WASHINGTON – Georgetown University Press is releasing a new edition of Jan Karski’s Story of a Secret State, a poignant World War II memoir that documents the role of Poland’s Resistance Movement – the largest underground movement in occupied Europe – and that also contains one of the first accounts of the systematic slaughter of Jews by German Nazis.
A tribute to mark the occasion and pay honor to the author, his courage and testimony, was held on March 18, 2013 at Georgetown University. Former U.S. Secretary of State Madeleine K. Albright and former U.S. National Security Adviser Dr. Zbigniew Brzezinski were participating in a panel discussion along with Poland’s Ambassador to the U.S. Ryszard Schnepf and Rabbi Harold S. White, who served as Senior Jewish Chaplain at Georgetown University while Jan Karski taught there. The event was moderated by Dean Carol Lancaster of Georgetown University’s School of Foreign Service.
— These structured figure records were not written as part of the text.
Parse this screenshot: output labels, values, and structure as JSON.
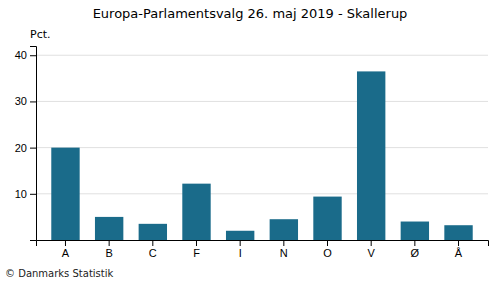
{
  "chart_data": {
    "type": "bar",
    "title": "Europa-Parlamentsvalg 26. maj 2019 - Skallerup",
    "y_label": "Pct.",
    "footer": "© Danmarks Statistik",
    "categories": [
      "A",
      "B",
      "C",
      "F",
      "I",
      "N",
      "O",
      "V",
      "Ø",
      "Å"
    ],
    "values": [
      20.0,
      5.0,
      3.5,
      12.2,
      2.0,
      4.5,
      9.4,
      36.5,
      4.0,
      3.2
    ],
    "color": "#1a6b8a",
    "ylim": [
      0,
      42
    ],
    "yticks": [
      10,
      20,
      30,
      40
    ],
    "grid": true
  }
}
The new edition of Story of a Secret State includes a foreword by Secretary Albright and an afterword by Dr. Brzezinski.
Jan Karski was twice smuggled into the Warsaw Ghetto during World War II, and also entered Belzec transit camp in disguise to witness firsthand the horrors of the Holocaust. He escaped war-torn Poland to bring his eyewitness accounts to the West.
Story of a Secret State – My Report to the World was first published in 1944 and based on Jan Karski’s wartime activities. It was an instant bestseller. The memoirs describe his personal story, but the book is also very much a window into the fate of the Polish nation during the war.
“Being the first active member of the Polish Underground in the fortunate position to publish some aspects of its story, I hope that it will encourage others to relate their experiences and that out of such narratives the free people all over the world will be able to form an objective opinion as to how the Polish people reacted during the years of German conquest,” Karski wrote in the original, 1944 preface to the book.
Jan Karski did not return to Poland after the war’s end. He served as a distinguished professor in the School of Foreign Service at Georgetown University for 40 years before his death in 2000.
In 1982, Jan Karski was named Righteous Among the Nations. In 2012, President Barack Obama posthumously awarded Jan Karski the Presidential Medal of Freedom.
An exhibit on the life of Jan Karski, prepared by the Jan Karski Institute, will be on display during the March 18 event (Intercultural Center Galleria, until March 20).